Os dados são mais preocupantes porque as mortes poderiam ter sido evitadas. A causa do aumento da mortalidade assusta mais ainda: a forma como a pandemia foi gerenciada não levou em conta a saúde da mulher grávida. Segundo um estudo publicado na Lancet Regional Health – Americas, uma em cada três mulheres grávidas com covid-19 em situação de tratamento intensivo não recebeu o atendimento necessário. Esse mesmo estudo conduziu uma pesquisa com 25 parentes de grávidas que morreram por conta da covid-19. Foi revelado que algumas grávidas chegaram a ir em cinco centros de saúde antes de receberem atendimento.
Isso explica a alta de 25% das mortes em 2020, já no primeiro ano da pandemia. Em 2021, esse crescimento foi de 41,9%, segundo o Sistema de Informações sobre Mortalidade (SIM) do Ministério da Saúde.
Questões
Muito foi discutido sobre a vacinação das grávidas ou se o vírus era transmitido ao bebê caso a mãe fosse infectada – chamada de transmissão vertical –, mas toda a mudança fisiológica que acontece no corpo de uma gestante não foi efetivamente levada em conta. As repercussões da pandemia, portanto, vão muito além das óbvias. “Temos que continuar enfrentando e pensando realmente em políticas públicas de como atuar rapidamente, neste momento de reconstrução de muitas frentes e de muitos fronts”, diz a professora. Décadas de avanço e de indicadores importantes foram perdidas durante esse período. No início, o mundo inteiro não sabia como lidar com o vírus, o que impactou negativamente vários setores da sociedade, que vão sentir esses efeitos ainda por muitos anos.
“Eu acho que é uma das lições que a gente aprendeu durante a pandemia”, diz Cristiane. “[A gestante] entra no grupo prioritário e não há dúvidas que precisa ser vacinada.
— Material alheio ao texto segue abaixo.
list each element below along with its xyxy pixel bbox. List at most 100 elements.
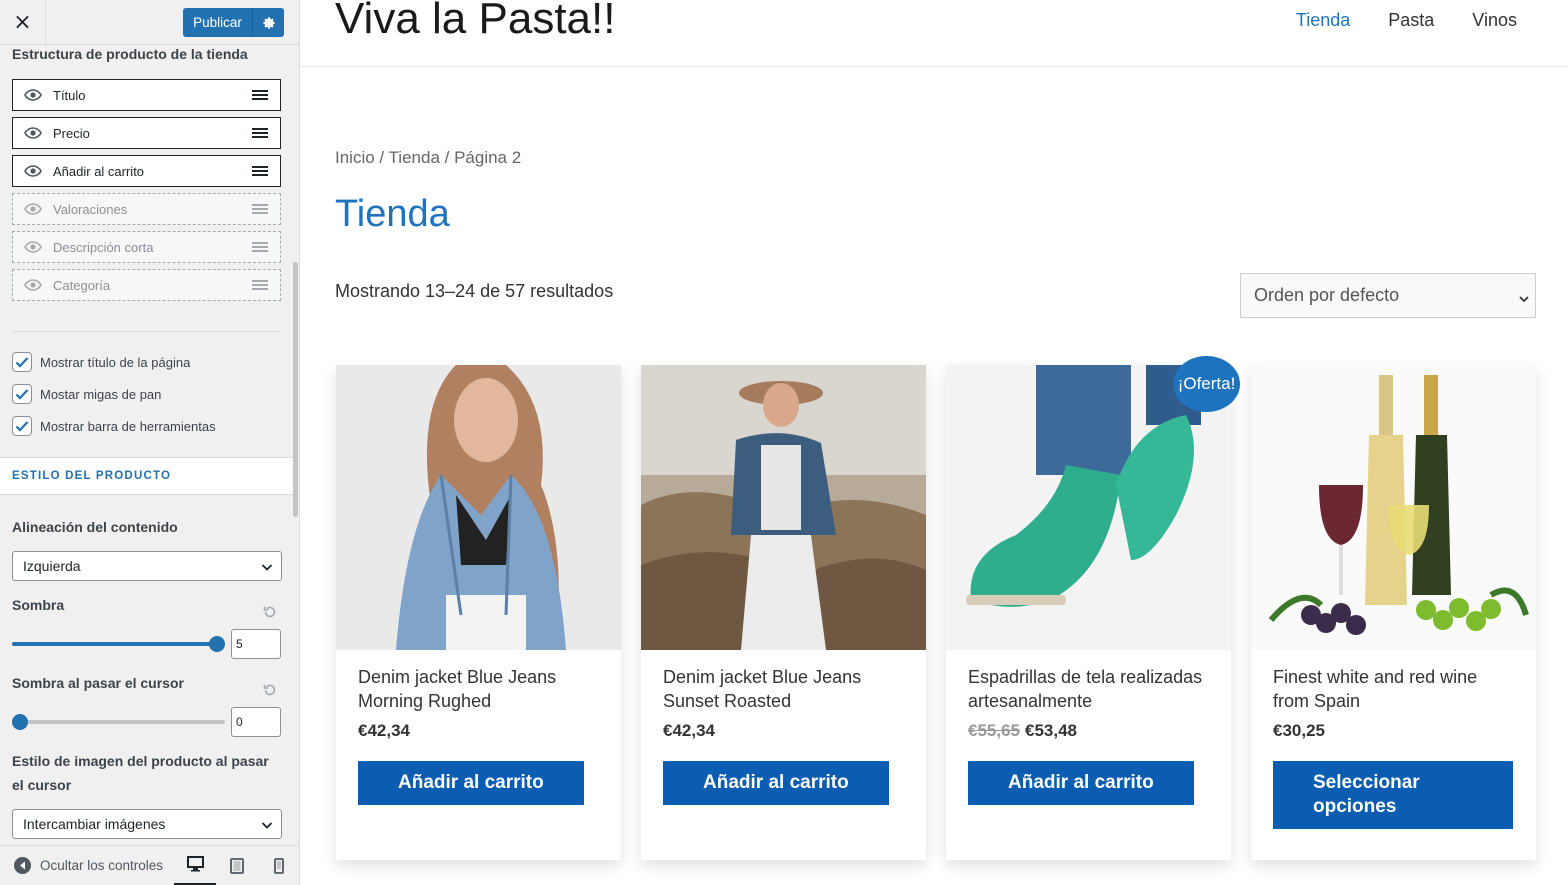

Tem que ter uma atenção diferenciada, porque é um período realmente diferenciado do ciclo de vida da mulher”, lembra.
Mudança de diretrizes
A prioridade deveria ser das mulheres gestantes, porque elas demandam um trabalho redobrado, explica Cristiane. “A morte materna, em função da desassistência neonatal e em função de uma desassistência equivocada no parto, aumentou mais do que duas vezes, ou seja, a gente saiu de um patamar de 70 mortes por 100 mil para 110 por 100 mil”, diz. Isso representa um aumento de mais de 50%.
Isso tudo em função da pandemia e da maneira como a gestante e a puérpera foram tratadas durante esse período. É de extrema importância, então, a reestruturação dos serviços, que realmente pesam nas políticas públicas. Além disso, ter profissionais de saúde treinados para o cuidado e atendimento da mulher é imprescindível.
Outros problemas
Em um outro âmbito, a saúde da mulher também foi afetada pela qualidade, periodicidade e necessidade dos exames clínicos. Por exemplo, houve diminuição da procura por mamografias, já que a prioridade estava em outro lugar.
Porém, o buraco é mais embaixo: a professora destaca que, além da diminuição de mamografias realizadas, é importante saber quais são os tipos de mamografias que são solicitadas pelos médicos. “Uma epidemia de mamografias sendo solicitada sem protocolos, fora da faixa etária e dos principais protocolos que existem”, diz a professora. “A gente quer chamar atenção para isso: esses exames precisam ser realizados com parcimônia. Não é isso de ficar mandando uma mulher de 30 para fazer mamografia”, finaliza.